The AI ecosystem evolves rapidly, and switching to newer, faster, or cheaper models is tempting, but model replacement must be treated as a change process. Especially when models power critical features (e.g., search, recommendation, legal drafting), validate that new versions don’t introduce regressions in task performance, particularly where knowledge base grounding or in-context demonstrations are involved. 

  1. Monitor Model Versions and Behavior Continuously 

Many API providers change model behavior silently: e.g., OpenAI’s gpt-3.5-turbo version of late 2022 vs. late 2023. If your application depends on consistency or regulatory traceability, such opaque versioning is risky. Prefer deployments that offer explicit versioning and change logs, and implement monitoring for behavioral drift over time. 

  1. Prefer Self-Hosted or Exclusively Hosted Models Where Possible 

Shared-hosting setups, while economical and suitable for proofs of concept, lack tenant isolation, increase risk exposure, and offer limited control. When data sensitivity or performance predictability matters, organizations should opt for self-hosted or dedicated cloud instances, especially for fine-tuned or instruction-aligned models. 

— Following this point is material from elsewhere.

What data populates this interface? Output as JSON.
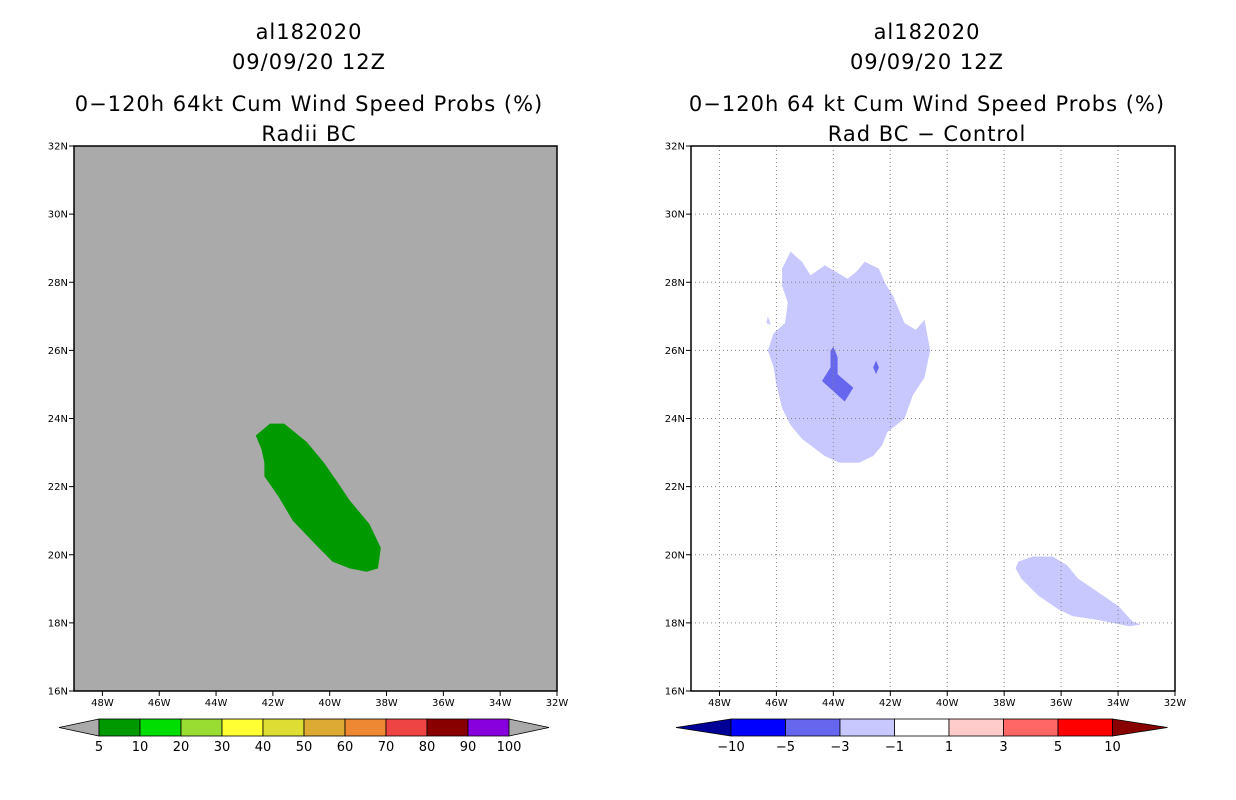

  1. Examine Plugin and Third-Party Model Policies Carefully 

Integrating AI plugins or third-party tools (e.g., copilots, CRM assistants, browser extensions) adds another layer of risk. Ensure that data submitted through such tools is not used to retrain or fine-tune the underlying models, unless explicitly authorized. Review privacy terms, data retention policies, and opt-out mechanisms to stay compliant and protect proprietary information. 

Summary: Getting AI Models Right is a Strategic Decision 

AI models sit at the core of modern intelligent systems, but they are not interchangeable black boxes. As organizations move from experimentation to real-world deployment, the characteristics of the models they choose become critical variables in their risk profile. From using unverified models that may contain hidden vulnerabilities, to deploying general-purpose models for specialized tasks, each choice carries implications for security, performance, and trust. 

Managing model risks isn’t just a technical challenge, it’s a strategic one. Choosing the right model involves understanding its lineage, behavior, deployment mechanisms, and alignment with organizational goals. It also means investing in governance, monitoring, and lifecycle controls that evolve with the model.